John Rogers, the Lee J. Flory-Founder professor of engineering at the University of Illinois at Urbana-Champaign, led the overall multidisciplinary research team and the U. of I. group that worked on the experimental and fabrication work of the transient electronics. Huang and his Northwestern team developed a model that can accurately predict how thick the encapsulation layers need to be for a specific dissolution time. The model was tested against experimental evidence, and the two agreed each time. (With a reliable model, the researchers don't need to keep repeating experiments.) At Tufts, Fiorenzo G. Omenetto, professor of biomedical engineering, led the biomaterials and chemistry work and conducted a series of in vivo experiments to demonstrate bio-resorption and biocompatibility. In the study, the researchers built several functional devices that are dissolvable, including field-effect transistors, resistors, diodes, a heater and a strain sensor. All the components of each electronic system disappear, and right on the programmed schedule. The researchers demonstrated that the transient electronics, including heater, sensor and power supply, can operate in both water and a phosphate buffered saline (PBS) liquid. (PBS is very chemically similar to what is in the human body.) They also implanted the transient electronics in a mouse model and showed that the heating device was effective and could kill bacteria. Induction coils provide a wireless power supply to the electronics. "This way the devices in water or PBS liquid can have power without being physically connected to a power source, such as a battery," Huang said. The materials tested by the researchers are biocompatible, which is important for implantable electronics. Magnesium is an element found in the body, and the material also is used in some stents. Silk is approved for sutures and in tissue engineering.

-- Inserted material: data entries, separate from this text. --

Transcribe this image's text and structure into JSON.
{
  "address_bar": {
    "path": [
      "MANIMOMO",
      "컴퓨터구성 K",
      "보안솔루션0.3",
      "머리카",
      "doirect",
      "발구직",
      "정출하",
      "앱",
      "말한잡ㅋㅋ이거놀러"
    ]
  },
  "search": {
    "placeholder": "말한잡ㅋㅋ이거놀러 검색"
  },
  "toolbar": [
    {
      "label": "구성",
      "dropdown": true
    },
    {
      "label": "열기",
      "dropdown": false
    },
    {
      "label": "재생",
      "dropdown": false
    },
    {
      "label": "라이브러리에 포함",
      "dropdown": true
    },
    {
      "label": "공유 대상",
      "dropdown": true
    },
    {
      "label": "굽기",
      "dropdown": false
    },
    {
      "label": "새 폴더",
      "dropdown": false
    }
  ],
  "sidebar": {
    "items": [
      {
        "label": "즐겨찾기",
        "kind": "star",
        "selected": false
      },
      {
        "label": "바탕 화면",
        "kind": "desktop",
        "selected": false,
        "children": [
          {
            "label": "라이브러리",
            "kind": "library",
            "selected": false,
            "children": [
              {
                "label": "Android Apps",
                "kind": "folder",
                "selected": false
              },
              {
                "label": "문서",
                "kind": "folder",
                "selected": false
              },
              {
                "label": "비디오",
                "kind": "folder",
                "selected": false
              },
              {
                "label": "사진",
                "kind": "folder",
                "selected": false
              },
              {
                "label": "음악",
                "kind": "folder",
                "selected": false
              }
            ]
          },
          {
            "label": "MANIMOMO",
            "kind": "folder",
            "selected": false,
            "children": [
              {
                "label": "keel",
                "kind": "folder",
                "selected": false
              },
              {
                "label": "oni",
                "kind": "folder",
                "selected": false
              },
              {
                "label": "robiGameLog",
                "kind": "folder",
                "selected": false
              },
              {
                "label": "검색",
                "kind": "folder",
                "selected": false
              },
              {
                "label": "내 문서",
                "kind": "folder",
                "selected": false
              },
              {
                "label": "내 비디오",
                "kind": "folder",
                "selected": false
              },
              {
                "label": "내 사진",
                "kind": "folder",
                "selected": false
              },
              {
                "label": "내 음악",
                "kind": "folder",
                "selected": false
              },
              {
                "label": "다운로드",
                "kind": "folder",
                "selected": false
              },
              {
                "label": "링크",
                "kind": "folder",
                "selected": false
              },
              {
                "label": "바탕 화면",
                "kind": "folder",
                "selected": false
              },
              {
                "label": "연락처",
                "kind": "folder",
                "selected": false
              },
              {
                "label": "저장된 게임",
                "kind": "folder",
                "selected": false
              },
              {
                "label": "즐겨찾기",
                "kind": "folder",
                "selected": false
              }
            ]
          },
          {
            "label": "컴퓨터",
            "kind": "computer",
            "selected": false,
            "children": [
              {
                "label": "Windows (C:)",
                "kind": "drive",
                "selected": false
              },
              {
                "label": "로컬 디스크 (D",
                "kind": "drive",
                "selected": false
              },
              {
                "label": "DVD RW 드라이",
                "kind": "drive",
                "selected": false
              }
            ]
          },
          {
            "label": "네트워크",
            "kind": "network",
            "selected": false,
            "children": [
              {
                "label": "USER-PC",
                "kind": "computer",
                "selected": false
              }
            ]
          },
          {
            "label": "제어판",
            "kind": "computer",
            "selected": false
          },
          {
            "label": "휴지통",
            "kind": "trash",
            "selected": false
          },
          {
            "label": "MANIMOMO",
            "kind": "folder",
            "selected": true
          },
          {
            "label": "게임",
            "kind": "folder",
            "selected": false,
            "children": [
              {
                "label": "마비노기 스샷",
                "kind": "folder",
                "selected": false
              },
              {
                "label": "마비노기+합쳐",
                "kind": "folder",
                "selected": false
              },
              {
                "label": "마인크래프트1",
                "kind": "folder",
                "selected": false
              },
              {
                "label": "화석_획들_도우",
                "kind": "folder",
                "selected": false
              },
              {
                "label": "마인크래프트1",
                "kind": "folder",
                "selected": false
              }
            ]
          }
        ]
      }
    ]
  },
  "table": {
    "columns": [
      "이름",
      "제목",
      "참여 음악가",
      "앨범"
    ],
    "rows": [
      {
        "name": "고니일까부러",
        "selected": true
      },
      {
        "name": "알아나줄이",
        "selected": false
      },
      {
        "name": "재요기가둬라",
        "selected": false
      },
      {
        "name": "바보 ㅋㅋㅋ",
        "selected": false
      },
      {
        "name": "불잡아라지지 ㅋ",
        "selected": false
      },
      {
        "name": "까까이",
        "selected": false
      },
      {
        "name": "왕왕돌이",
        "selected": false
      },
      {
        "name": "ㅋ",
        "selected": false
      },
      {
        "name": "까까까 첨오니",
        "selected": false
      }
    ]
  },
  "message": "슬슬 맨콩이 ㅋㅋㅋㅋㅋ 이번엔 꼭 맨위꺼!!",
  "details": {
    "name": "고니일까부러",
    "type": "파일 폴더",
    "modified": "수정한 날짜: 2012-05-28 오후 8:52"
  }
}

Other materials studied, such as magnesium oxide and porous silicon, also are biocompatible. The materials, fabrication techniques and modeling tools can be used for component devices for almost any type of transient electronic system, the researchers said. The work on materials, integration schemes, manufacturing approaches and design strategies was supported by the Defense Advanced Research Projects Agency (DARPA). The theoretical analysis and associated experiments were supported by the National Science Foundation. The animal studies were funded by the National Institutes of Health.